SIGSEGV in torch.linalg.inv

🐛 Bug

Various inputs for test_inverse_cpu_* (in test_linalg.py) are resulting in seg faults. The issue is seen for all the datatypes tested. I’m only seeing the seg faults when using torch.linalg.inv (i.e. torch.inverse is fine).

I’m also seeing seg faults in the following tests in test_ops.py:

  • test_out_linalg_inv_cpu_*
  • test_variant_consistency_eager_linalg_inv_cpu_*
  • test_variant_consistency_jit_linalg_inv_cpu_*
  • test_fn_grad_linalg_inv_cpu_*
  • test_fn_gradgrad_linalg_inv_cpu_*
  • test_supported_dtypes_linalg_inv_cpu_*

I’ve not fully tested, but the linalg_inv makes me suspect that these are been caused by the same issue.

To Reproduce

Steps to reproduce the behavior:

import torch
n = 0
batches = []
a = random_fullrank_matrix_distinct_singular_value(n, *batches, dtype=torch.float32).to('cpu')
torch.linalg.inv(a)

random_fullrank_matrix_distinct_singular_value being from

def random_fullrank_matrix_distinct_singular_value(matrix_size, *batch_dims,

Fails with n = 0 when batches is one of [], [1], [4], [2, 3].

Expected behavior

No seg fault.

Environment

PyTorch 1.8.0 release – built from source.

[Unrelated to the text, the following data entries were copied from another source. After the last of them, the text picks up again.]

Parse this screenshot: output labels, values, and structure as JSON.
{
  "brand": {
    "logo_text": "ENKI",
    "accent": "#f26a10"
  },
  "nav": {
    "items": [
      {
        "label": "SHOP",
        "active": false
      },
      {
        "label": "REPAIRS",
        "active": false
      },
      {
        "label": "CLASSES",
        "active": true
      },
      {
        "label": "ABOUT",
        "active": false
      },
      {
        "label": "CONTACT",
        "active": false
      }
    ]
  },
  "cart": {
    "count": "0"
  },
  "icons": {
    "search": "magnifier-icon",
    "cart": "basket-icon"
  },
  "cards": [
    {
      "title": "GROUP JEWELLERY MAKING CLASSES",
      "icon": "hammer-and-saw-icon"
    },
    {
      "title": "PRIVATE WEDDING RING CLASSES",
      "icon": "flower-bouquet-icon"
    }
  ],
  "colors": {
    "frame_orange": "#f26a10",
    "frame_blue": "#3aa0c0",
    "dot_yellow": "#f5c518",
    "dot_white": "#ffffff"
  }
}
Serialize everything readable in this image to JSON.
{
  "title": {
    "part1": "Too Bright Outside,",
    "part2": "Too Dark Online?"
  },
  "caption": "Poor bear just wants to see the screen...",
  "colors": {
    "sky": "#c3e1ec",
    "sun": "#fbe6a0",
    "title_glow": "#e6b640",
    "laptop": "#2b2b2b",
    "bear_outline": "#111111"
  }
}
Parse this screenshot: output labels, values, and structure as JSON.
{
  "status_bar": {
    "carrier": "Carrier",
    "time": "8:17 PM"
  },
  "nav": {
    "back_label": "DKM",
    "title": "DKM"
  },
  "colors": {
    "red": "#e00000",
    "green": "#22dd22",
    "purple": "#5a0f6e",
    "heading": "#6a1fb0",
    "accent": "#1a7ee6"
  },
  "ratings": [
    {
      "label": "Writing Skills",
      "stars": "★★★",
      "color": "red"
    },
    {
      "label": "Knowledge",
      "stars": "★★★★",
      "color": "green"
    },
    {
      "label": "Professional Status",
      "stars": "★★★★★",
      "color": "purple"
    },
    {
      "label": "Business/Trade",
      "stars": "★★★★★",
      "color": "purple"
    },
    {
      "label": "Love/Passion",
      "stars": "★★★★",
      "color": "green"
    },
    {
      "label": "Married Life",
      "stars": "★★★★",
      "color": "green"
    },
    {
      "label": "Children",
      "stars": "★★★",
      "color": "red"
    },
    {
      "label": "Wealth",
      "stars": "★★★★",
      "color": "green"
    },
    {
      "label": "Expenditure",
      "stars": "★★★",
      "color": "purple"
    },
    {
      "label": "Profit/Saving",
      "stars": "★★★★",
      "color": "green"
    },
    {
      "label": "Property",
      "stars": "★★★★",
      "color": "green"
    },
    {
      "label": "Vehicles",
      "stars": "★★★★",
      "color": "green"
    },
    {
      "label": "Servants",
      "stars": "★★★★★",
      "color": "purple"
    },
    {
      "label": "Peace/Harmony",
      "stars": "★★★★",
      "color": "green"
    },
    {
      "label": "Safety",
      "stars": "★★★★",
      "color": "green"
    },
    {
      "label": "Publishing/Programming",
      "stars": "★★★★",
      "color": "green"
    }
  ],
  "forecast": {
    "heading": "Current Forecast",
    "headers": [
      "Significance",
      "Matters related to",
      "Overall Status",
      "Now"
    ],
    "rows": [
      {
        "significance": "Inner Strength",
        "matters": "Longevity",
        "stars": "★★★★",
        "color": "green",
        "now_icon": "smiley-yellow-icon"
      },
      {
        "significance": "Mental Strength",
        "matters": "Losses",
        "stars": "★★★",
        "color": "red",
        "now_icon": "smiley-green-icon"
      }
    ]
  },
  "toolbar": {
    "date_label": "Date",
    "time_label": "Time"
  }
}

Collecting environment information...
PyTorch version: 1.8.0
Is debug build: False
CUDA used to build PyTorch: None
ROCM used to build PyTorch: N/A

OS: CentOS Linux release 8.2.2004 (Core)  (x86_64)
GCC version: (GCC) 10.2.0
Clang version: Could not collect
CMake version: Could not collect

Python version: 3.8 (64-bit runtime)
Is CUDA available: False
CUDA runtime version: No CUDA
GPU models and configuration: No CUDA
Nvidia driver version: No CUDA
cuDNN version: No CUDA
HIP runtime version: N/A
MIOpen runtime version: N/A

Versions of relevant libraries:
[pip3] numpy==1.19.4
[pip3] torch==1.8.0
[conda] Could not collect

Build info

PYTORCH_BUILD_VERSION=1.8.0 PYTORCH_BUILD_NUMBER=1 MAX_JOBS=40 BLAS=Eigen USE_FFMPEG=1 BUILD_CUSTOM_PROTOBUF=0 USE_IBVERBS=1 USE_CUDA=0 USE_METAL=0   /rds/bear-apps/devel/eb-sjb-up/EL8/EL8-cas/software/Python/3.8.6-GCCcore-10.2.0/bin/python setup.py build
  • GCC: 10.2.0
  • OpenBLAS: 0.3.12
  • FFTW: 3.3.8
  • CMake: 3.18.4
  • Extra C/CXX flags: -O2 -ftree-vectorize -march=native -fno-math-errno

cc @ezyang @gchanan @zou3519 @bdhirsh @jbschlosser @anjali411 @jianyuh @nikitaved @pearu @mruberry @heitorschueroff @walterddr @IvanYashchuk @VitalyFedyunin

1 possible answer(s) on “SIGSEGV in torch.linalg.inv

  1. The problem was that one of the arguments to the LAPACK call was not correct for 0x0 matrices. I submitted a fix for that.
    Even though our tests are failing because of 0x0 test cases, PyTorch v1.8.0 compiled with OpenBLAS is expected to work correctly for non-empty inputs.

    The BLAS=Eigen option is misleading and it affects only the Caffe2 code and is not used in ATen.

    if(BLAS STREQUAL “Eigen”)
    # Eigen is header-only and we do not have any dependent libraries
    set(CAFFE2_USE_EIGEN_FOR_BLAS ON)

    The following message is printed with BLAS=Eigen:

    -- Trying to find preferred BLAS backend of choice: Eigen
    CMake Warning at cmake/Dependencies.cmake:175 (message):
      Preferred BLAS (Eigen) cannot be found, now searching for a general BLAS
      library
    

    Then BLAS is searched with find_package(BLAS).

    if(NOT (ATLAS_FOUND OR OpenBLAS_FOUND OR MKL_FOUND OR VECLIB_FOUND OR GENERIC_BLAS_FOUND))
    message(WARNING “Preferred BLAS (“ ${BLAS} “) cannot be found, now searching for a general BLAS library”)
    find_package(BLAS)

    CMake log is needed to know what BLAS and LAPACK libraries are picked actually. Or at least print(torch.__config__.show()), it should contain the line Build settings: BLAS_INFO=....

    I assume OpenBLAS is picked up. I compiled with OpenBLAS 0.3.12 and I see the segfault for 0x0 input. torch.inverse is fine because it explicitly returns for this case without relying on the LAPACK library to do that.